Antoine Colombani, Almunia’s spokesman at the European Commission in Brussels, declined to comment.
The commission was required to grant access to potentially confidential data after lawyers in the CDS probe argued the information was vital given the complexity of the case, the people said. Such data would be evidence in the commission’s file, such as e-mails and other messages for which business secrecy was claimed, one person said.
After lengthy discussions, the EU agreed to distribute DVDs to lawyers with the sensitive data in exchange for pledges to protect the information. This process, known as a virtual data-room, is used only in exceptional circumstances, according to EU guidelines.
Once lawyers have finished reviewing the information they would go back to the commission and seek further permission for parts of it to be shared with their clients, said the person. It’s then up to the commission to allow this or not.
“If the commission has agreed to provide additional access to file to one party, it will need to provide the same access to all the other parties,” MacLennan said. “That could delay the case substantially, since the commission needs to identify what it plans to provide. All the addressees will need sufficient time to receive and review the new information and respond.”
The delays are the second time the investigation has been thrown off track by confidential-data issues.
Earlier in the case, business secrets were disclosed when the EU regulator shared information on the antitrust file with the lenders in the probe, plus the International Swaps & Derivatives Association and Markit Group Ltd., the data provider controlled by Wall Street banks.
Company lawyers failed to redact the private information, the commission said. After the unintended data leak was discovered, recipients were told by the EU to destroy the information without reading it.
In the underlying probe, the EU accused the 13 banks as well as Markit and ISDA of working together to prevent Deutsche Boerse AG and the Chicago Mercantile Exchange from entering the credit-derivatives business from 2006 to 2009.
The EU authority said it suspected that “the banks controlling” ISDA and Markit instructed them to prevent the two exchanges from obtaining licenses for data and index benchmarks in order to keep derivatives business in the over-the-counter market.
The entry of exchanges would have reduced banks’ revenues from acting as intermediaries in the over-the-counter market, the regulator said.
The EU announced the CDS probe on April 29, 2011, -- the same day that U.K. staff at British banks Barclays, HSBC and RBS had a public holiday to celebrate the wedding of Prince William and Catherine Middleton.

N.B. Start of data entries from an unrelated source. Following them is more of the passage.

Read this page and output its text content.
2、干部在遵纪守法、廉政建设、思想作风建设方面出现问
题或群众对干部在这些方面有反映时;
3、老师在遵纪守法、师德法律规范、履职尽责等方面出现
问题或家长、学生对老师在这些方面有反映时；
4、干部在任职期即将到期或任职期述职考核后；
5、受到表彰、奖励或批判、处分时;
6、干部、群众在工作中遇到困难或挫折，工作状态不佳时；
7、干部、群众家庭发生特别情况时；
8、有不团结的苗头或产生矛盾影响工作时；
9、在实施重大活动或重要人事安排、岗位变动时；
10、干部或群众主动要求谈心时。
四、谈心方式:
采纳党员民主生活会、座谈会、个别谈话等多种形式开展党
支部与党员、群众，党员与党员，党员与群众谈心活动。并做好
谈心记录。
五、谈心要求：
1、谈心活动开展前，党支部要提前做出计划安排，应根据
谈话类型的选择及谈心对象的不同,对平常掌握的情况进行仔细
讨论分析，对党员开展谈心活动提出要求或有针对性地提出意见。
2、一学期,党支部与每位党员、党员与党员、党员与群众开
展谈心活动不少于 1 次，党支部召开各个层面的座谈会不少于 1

European lenders Deutsche Bank AG, Credit Suisse Group AG, BNP Paribas SA and UBS AG are also under investigation by the EU, along with U.S. banks Citigroup Inc., Morgan Stanley, Bank of America Corp. and Bear Stearns Cos., which JPMorgan acquired in 2008.
Bloomberg LP, the parent of Bloomberg News, competes with Markit in selling information to the financial-services industry.
In a separate probe in the U.S., Markit probably won’t face sanctions for impeding competition in the $22 trillion credit-derivatives market, two people with direct knowledge of the four-year probe said last month.
The Justice Department’s antitrust division isn’t planning to press Markit to alter business practices because investigators’ concerns are being addressed by the 2010 Dodd-Frank Act, the people said.